Advocates of the public option believe that private insurers are placing profits before coverage and vowed to insert this amendment into the legislation once the full Senate votes on healthcare reform.  “With some work and some compromise, we can get the 60 votes on the floor of the Senate that will make our system better by providing for a strong, fair and viable public option,” Schumer said.

Baucus Healthcare Bill DOA, But Could Be a Blueprint for Reform

Tuesday, September 22nd, 2009

Senator Max Baucus’ (D-MT) long-awaited centrist healthcare reform bill was met with strong objections by both liberal Democrats (who decried the lack of a public option) and Republicans (who oppose any expanded government role in healthcare).

MINIMUM WAGEStill, the Baucus proposal could serve as a blueprint for the ultimate compromise healthcare legislation that President Obama calls the “defining struggle of this generation” when it finally emerges from Congress.  Baucus’ proposal would expand consumer protections and require that all Americans have medical insurance with the government providing financial help to pay premiums for low- and middle-income people.  Insurers would no longer be able to deny coverage to people with pre-existing conditions or cancel policies after people get sick.  The Baucus bill would create private healthcare insurance cooperatives, which centrist Democrats prefer in place of the public option supported by liberals.

Despite tailoring his proposal to cost less and limit government involvement in healthcare,Baucus’ proposal is unlikely to win much support from Republican Senators. According to Senate Minority Leader Mitch McConnell (R-KY), “Americans don’t think a bigger role for government in healthcare would improve the system.  Yet despite this, every proposal we’ve seen would lead to a vast expansion of the government’s role in the healthcare system.”

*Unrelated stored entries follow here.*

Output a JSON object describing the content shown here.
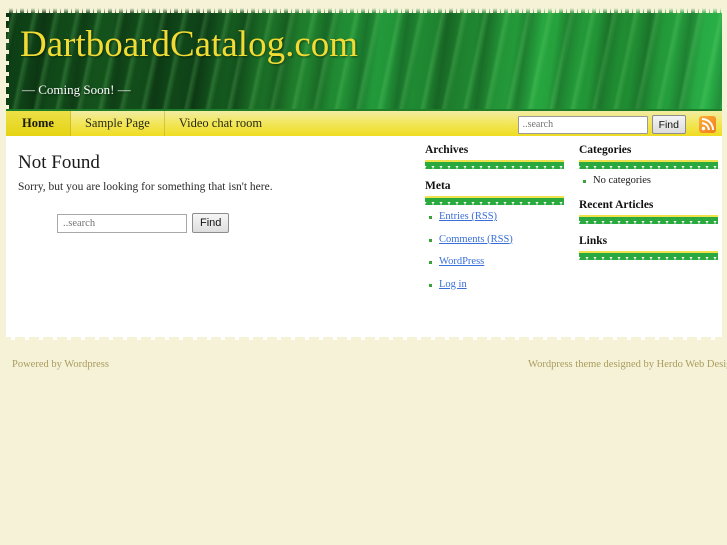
{
  "site": {
    "title": "DartboardCatalog.com",
    "tagline": "— Coming Soon! —",
    "colors": {
      "header_green_dark": "#0d3d15",
      "header_green_light": "#2bb54a",
      "title_yellow": "#f2dc34",
      "nav_yellow": "#efdc22",
      "page_cream": "#f6f2d8",
      "link_blue": "#3a6fd8",
      "rss_orange": "#f07c1b",
      "footer_text": "#a99c5e"
    }
  },
  "nav": {
    "items": [
      {
        "label": "Home",
        "active": true
      },
      {
        "label": "Sample Page",
        "active": false
      },
      {
        "label": "Video chat room",
        "active": false
      }
    ],
    "search": {
      "placeholder": "..search",
      "value": "",
      "button_label": "Find"
    },
    "rss_icon": "rss-feed-icon"
  },
  "main": {
    "heading": "Not Found",
    "body": "Sorry, but you are looking for something that isn't here.",
    "search": {
      "placeholder": "..search",
      "value": "",
      "button_label": "Find"
    }
  },
  "sidebar_left": {
    "widgets": [
      {
        "title": "Archives",
        "items": []
      },
      {
        "title": "Meta",
        "items": [
          {
            "label": "Entries (RSS)",
            "link": true
          },
          {
            "label": "Comments (RSS)",
            "link": true
          },
          {
            "label": "WordPress",
            "link": true
          },
          {
            "label": "Log in",
            "link": true
          }
        ]
      }
    ]
  },
  "sidebar_right": {
    "widgets": [
      {
        "title": "Categories",
        "items": [
          {
            "label": "No categories",
            "link": false
          }
        ]
      },
      {
        "title": "Recent Articles",
        "items": []
      },
      {
        "title": "Links",
        "items": []
      }
    ]
  },
  "footer": {
    "left": "Powered by Wordpress",
    "right": "Wordpress theme designed by Herdo Web Design"
  }
}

The Baucus bill is unpopular with liberal Democrats who insist that a public option be included in any healthcare reform legislation.  Speaker Nancy Pelosi said the House bill, drafted by Democrats, was superior and “clearly does more to make coverage affordable for more Americans.”  The Congressional Budget Office said the expansion of coverage would cost $774 billion over 10 years, compared with price tags of more than $1 trillion for the other measures.

Democrats May Use “Nuclear Option” to Pass Healthcare Reform

Tuesday, May 12th, 2009

The Obama administration is playing hardball to force Congress to pass healthcare reform legislation before the end of the year – preferably without the customary Republican-led filibuster delaying the final vote. obamahealthcare President Obama’s aggressive approach to protect healthcare legislation from Republican filibusters demonstrates the magnitude this ambitious reform package and has come to be called in some circles the nuclear option.

The agreement between the White House and Congressional Democrats lets healthcare legislation that meets budget targets win approval by a simple Senate majority — a process called reconciliation.  Not surprisingly, Republican leaders are up in arms about the no-filibuster deal, claiming that healthcare is too important to be exempt from the Senate’s usual rules.

Republicans have threatened to use their own procedural weapons to bog down the Senate if the Democrats try to restrict filibusters.  Options include forcing multiple votes on routine bills, inaction on administration nominations, or requiring lengthy legislation to be read in full.  Even some Democrats – notably Kent Conrad of North Dakota and Max Baucus of Montana – are uncomfortable with reconciliation.  Other Democrats point out that Senate Republicans successfully used reconciliation to enact President George W. Bush’s tax cuts in 2001 and 2003.

The president is relying on his significant political capital to push his agenda through, relying on unwavering support from his sizable Senate Democratic majority.  This is likely to total 60 Senators once the Minnesota courts finally certify Al Franken’s victory, and as a result of Arlen Specter’s surprise exit from the Republican Party. That could give President Obama the filibuster-proof majority he wants.